The predictions are based on a probability threshold of 0.224 which offers the best trade-off between specificity and sensitivity. To increase specificity at the cost of sensitivity the threshold can be increased using the tprob
argument:
at_hyp2 <- predict_hyp(data = at_nsp_filtered,
sequence = sequence,
id = Transcript.id,
tprob = 0.6)
The at_hyp
object can be used to filter the sequences that contain more than a certain number of hydroxyprolines. The default threshold will be used. To filter sequences with three or more O:
at_hyp$prediction %>% #the prediction element
group_by(id) %>% #group by id
summarise(n = sum(HYP == "Yes")) %>% #calculate the number of hydroxyprolines per sequence
filter(n >= 3) %>% #filter sequences with three or more predicted hydroxyprolines
pull(id) -> at_3hyp #pull the ids of the filtered sequences
at_nsp_filtered %>%
filter(Transcript.id %in% at_3hyp) -> at_nsp_3hyp #filter sequences from `at_nsp_filtered`
There are 365 sequences that satisfy this condition.

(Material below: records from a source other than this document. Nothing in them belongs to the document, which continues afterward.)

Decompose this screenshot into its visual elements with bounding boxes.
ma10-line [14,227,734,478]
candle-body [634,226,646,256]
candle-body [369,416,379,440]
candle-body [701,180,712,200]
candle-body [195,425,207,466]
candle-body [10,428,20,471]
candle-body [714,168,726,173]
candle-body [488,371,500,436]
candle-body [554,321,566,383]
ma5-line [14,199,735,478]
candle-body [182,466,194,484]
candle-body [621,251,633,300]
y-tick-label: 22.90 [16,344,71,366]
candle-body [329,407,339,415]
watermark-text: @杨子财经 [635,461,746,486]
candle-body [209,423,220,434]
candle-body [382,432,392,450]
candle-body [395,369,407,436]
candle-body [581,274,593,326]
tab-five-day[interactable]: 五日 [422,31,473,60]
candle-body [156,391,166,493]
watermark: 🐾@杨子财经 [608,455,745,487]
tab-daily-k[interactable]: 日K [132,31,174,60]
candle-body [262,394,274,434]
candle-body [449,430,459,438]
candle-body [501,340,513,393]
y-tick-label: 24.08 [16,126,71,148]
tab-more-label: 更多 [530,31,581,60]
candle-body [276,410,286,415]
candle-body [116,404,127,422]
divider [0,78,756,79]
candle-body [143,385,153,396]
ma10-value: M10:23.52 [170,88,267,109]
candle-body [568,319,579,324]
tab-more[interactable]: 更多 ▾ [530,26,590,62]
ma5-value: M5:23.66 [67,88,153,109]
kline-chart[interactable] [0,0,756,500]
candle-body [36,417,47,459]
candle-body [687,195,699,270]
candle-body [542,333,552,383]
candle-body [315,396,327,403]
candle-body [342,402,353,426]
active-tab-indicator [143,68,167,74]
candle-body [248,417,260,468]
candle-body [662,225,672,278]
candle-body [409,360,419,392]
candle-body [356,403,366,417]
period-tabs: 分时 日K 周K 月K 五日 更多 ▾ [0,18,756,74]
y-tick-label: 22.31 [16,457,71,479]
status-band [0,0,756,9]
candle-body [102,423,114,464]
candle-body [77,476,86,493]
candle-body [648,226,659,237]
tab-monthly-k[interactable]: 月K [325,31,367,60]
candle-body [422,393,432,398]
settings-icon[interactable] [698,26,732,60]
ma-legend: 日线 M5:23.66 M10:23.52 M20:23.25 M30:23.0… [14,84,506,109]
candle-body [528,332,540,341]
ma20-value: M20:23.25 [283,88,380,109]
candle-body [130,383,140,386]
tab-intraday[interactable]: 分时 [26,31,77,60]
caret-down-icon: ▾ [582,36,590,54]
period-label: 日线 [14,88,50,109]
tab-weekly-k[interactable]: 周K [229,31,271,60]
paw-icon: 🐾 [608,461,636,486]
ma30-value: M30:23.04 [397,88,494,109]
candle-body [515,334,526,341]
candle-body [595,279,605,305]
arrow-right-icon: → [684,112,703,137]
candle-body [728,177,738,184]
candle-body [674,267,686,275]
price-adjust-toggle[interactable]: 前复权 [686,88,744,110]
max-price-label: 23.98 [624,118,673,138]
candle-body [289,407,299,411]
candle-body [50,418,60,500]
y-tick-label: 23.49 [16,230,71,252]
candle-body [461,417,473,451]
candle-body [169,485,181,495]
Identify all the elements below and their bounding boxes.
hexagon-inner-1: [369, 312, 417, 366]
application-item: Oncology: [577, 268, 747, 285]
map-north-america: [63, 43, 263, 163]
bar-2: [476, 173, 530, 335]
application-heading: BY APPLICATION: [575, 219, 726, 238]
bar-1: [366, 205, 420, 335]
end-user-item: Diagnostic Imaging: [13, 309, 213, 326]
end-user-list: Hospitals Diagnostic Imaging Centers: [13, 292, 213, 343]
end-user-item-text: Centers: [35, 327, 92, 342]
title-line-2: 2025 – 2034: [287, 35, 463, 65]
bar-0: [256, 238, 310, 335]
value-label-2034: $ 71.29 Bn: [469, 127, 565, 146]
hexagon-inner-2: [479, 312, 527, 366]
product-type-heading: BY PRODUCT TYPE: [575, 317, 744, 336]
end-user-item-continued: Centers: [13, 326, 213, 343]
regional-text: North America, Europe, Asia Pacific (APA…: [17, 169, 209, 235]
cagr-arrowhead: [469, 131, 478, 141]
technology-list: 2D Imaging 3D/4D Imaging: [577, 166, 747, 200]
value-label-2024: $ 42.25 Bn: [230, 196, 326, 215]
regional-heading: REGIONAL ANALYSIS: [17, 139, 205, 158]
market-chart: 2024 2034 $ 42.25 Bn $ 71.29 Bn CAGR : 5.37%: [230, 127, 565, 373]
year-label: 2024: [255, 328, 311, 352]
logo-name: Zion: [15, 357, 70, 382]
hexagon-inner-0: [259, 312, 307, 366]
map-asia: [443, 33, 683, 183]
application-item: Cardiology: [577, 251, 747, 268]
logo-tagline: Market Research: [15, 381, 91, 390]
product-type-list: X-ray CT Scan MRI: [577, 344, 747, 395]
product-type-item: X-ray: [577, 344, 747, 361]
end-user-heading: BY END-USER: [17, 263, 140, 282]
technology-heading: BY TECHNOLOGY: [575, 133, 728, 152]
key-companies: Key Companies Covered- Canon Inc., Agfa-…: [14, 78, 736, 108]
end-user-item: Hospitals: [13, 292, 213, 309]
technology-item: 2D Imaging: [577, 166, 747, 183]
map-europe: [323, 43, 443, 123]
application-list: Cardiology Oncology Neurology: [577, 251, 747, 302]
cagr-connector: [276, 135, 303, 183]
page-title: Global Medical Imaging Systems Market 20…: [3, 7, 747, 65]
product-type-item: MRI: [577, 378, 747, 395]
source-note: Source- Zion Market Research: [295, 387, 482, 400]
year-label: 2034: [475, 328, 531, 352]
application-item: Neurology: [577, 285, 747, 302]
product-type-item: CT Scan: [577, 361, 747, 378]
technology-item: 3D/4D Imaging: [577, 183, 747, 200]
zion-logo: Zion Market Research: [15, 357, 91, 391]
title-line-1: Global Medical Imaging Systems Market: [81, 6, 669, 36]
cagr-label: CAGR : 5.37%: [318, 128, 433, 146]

After the filtering step the sequences can be analyzed by scan_ag()
to identify arabinogalactan motifs, by maab()
to classify prototypical HRGPs, by get_big_pi()
, get_pred_gpi()
or get_netGPI()
to predict GPI anchor sites in sequences and by get_hmm()
, get_cdd()
and get_espritz()
to identify domains and disordered regions. This is explained in HRGP analysis tutorial.